I spent much of the last semester learning the basics of GIS (Geographic Information Systems) as a volunteer with the Campus Archaeology Program. It was my job to go through field notebooks from past projects and field schools and enter all of the data into the GIS. Where the project took place, what was done (shovel test pits or excavation units), who was on the team, when the project happened, and whether or not artifacts were found all goes into the GIS, and my work rested entirely on the notes of past Campus Archaeologists, Field School assistants and attendees, and volunteers. Trying to match hand drawn maps to a physical location on a satellite image of campus takes some practice, and it can be even further complicated when two different maps from two separate people working on the same project contradict each other. Differences in the field journals of individuals all working on the same project made gathering a complete picture of the project and what went on very difficult at times. Often times though, I had to deal with the lack of recorded data, missing dates, STPs on the maps that had no data associated with them, and not knowing who was excavating. That resulted in a scramble through many additional notebooks from Field School students in hopes of finding the missing data. Piecing together past archaeological projects for present-day digitization is a lot like detective work and again, relies on the record-keeping of those involved in the project.

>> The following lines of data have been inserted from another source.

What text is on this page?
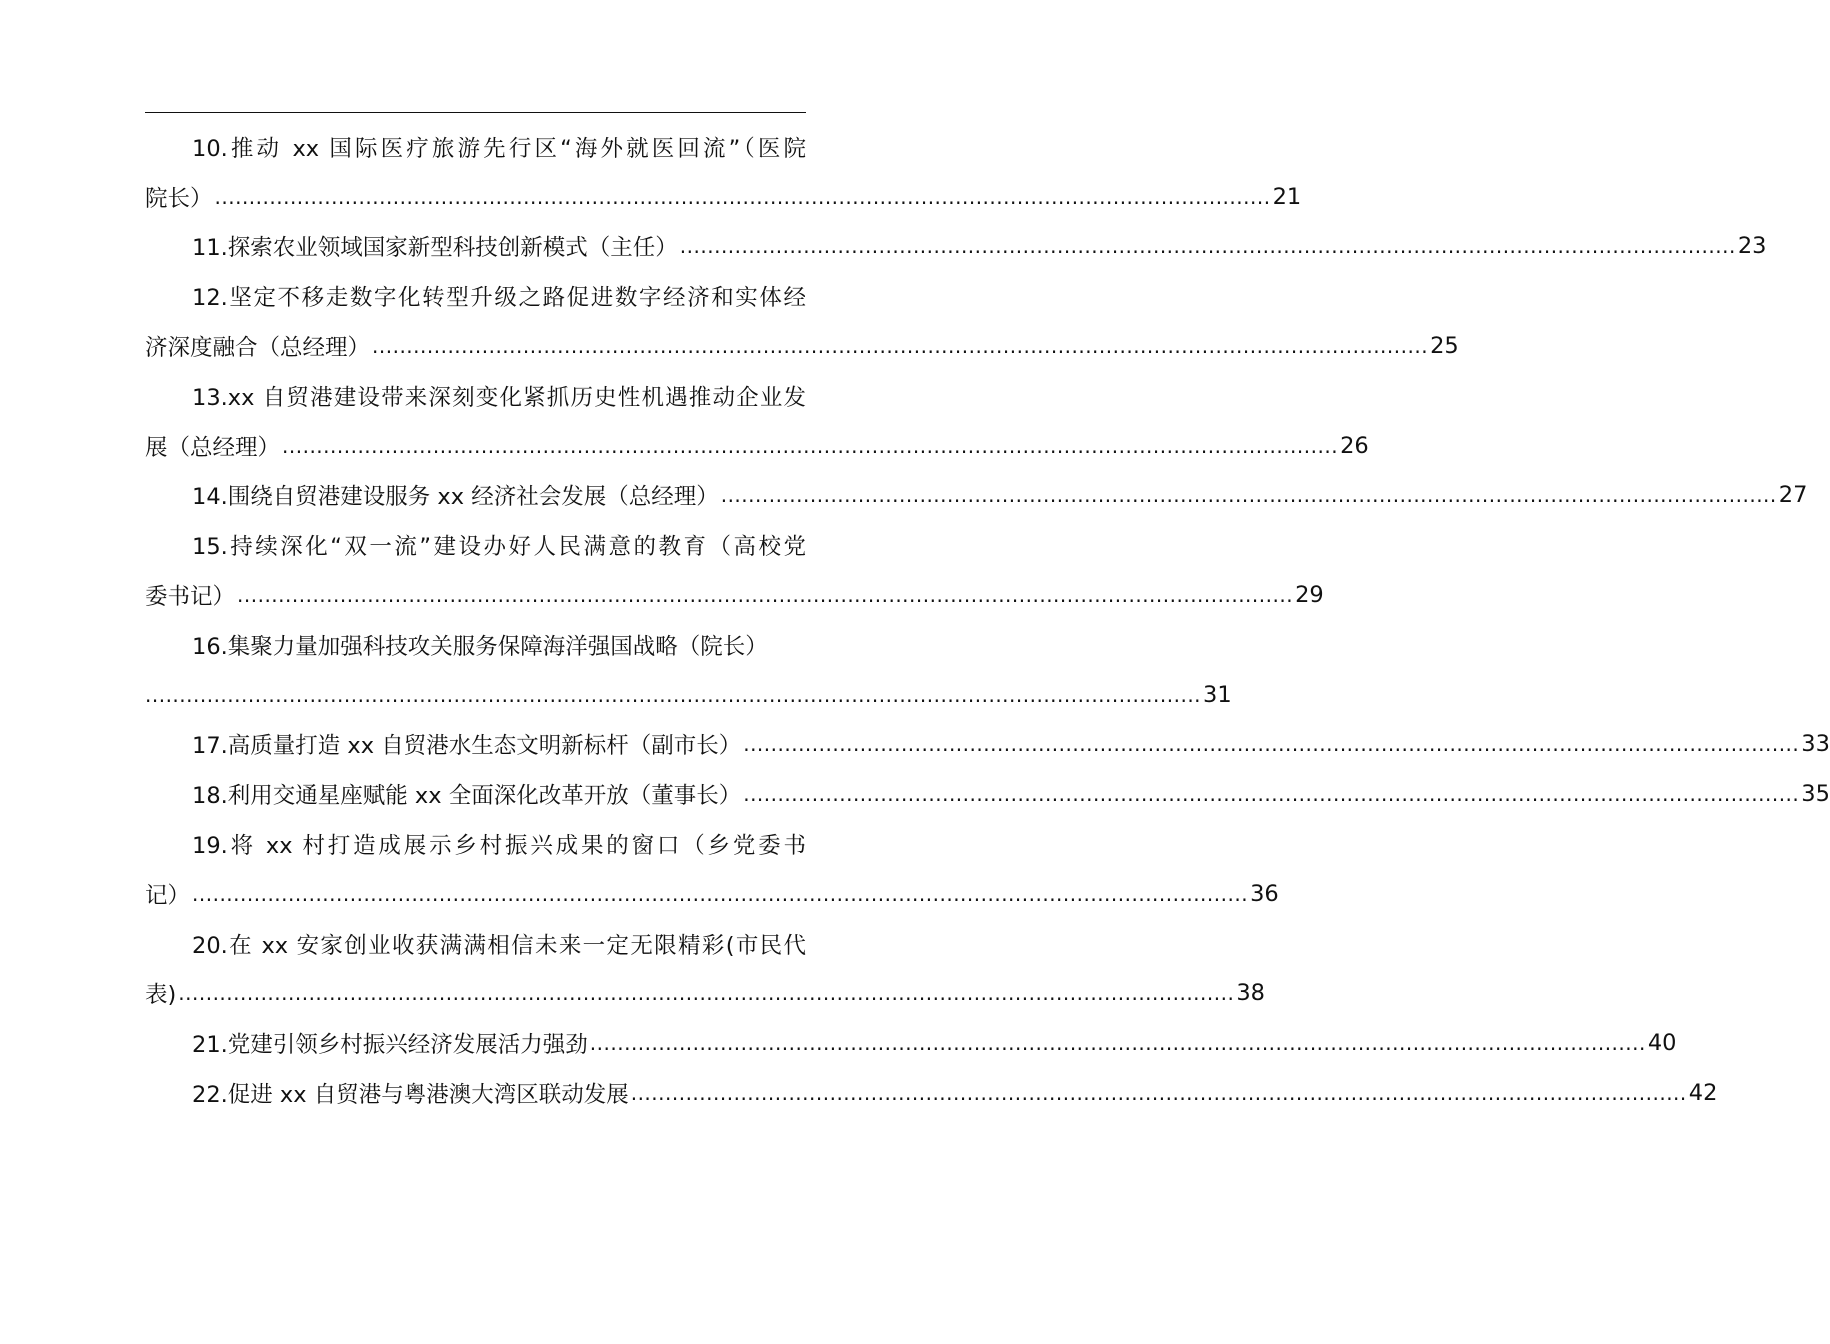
10.推动 xx 国际医疗旅游先行区“海外就医回流”（医院
院长） .......................................................................................................................................................... 21
11.探索农业领域国家新型科技创新模式（主任） .......................................................................................................................................................... 23
12.坚定不移走数字化转型升级之路促进数字经济和实体经
济深度融合（总经理） .......................................................................................................................................................... 25
13.xx 自贸港建设带来深刻变化紧抓历史性机遇推动企业发
展（总经理） .......................................................................................................................................................... 26
14.围绕自贸港建设服务 xx 经济社会发展（总经理） .......................................................................................................................................................... 27
15.持续深化“双一流”建设办好人民满意的教育（高校党
委书记） .......................................................................................................................................................... 29
16.集聚力量加强科技攻关服务保障海洋强国战略（院长）
.......................................................................................................................................................... 31
17.高质量打造 xx 自贸港水生态文明新标杆（副市长） .......................................................................................................................................................... 33
18.利用交通星座赋能 xx 全面深化改革开放（董事长） .......................................................................................................................................................... 35
19.将 xx 村打造成展示乡村振兴成果的窗口（乡党委书
记） .......................................................................................................................................................... 36
20.在 xx 安家创业收获满满相信未来一定无限精彩(市民代
表) .......................................................................................................................................................... 38
21.党建引领乡村振兴经济发展活力强劲 .......................................................................................................................................................... 40
22.促进 xx 自贸港与粤港澳大湾区联动发展 .......................................................................................................................................................... 42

This summer, as part of the CAP survey team, I am again in charge of entering all of our projects into the GIS, and I can tell you first-hand that doing it immediately after a project you just participated in is a whole different story. Not only do you have memory of what went on and where, but being present also gives you some control over the record-keeping for the project, especially knowing that later it has to be entered into the computer. My task became so much easier working from projects that I had worked on within the few weeks prior. After seeing just how troublesome even a couple of small discrepancies in field notebooks can be, I definitely understand how important note taking is in the field, and that was just from doing GIS work, I can hardly imagine trying to study a past archaeological project that was the victim of poor record-keeping!
So for those aspiring to be archaeologists, I have one piece of advice for you: develop good and consistent note taking skills!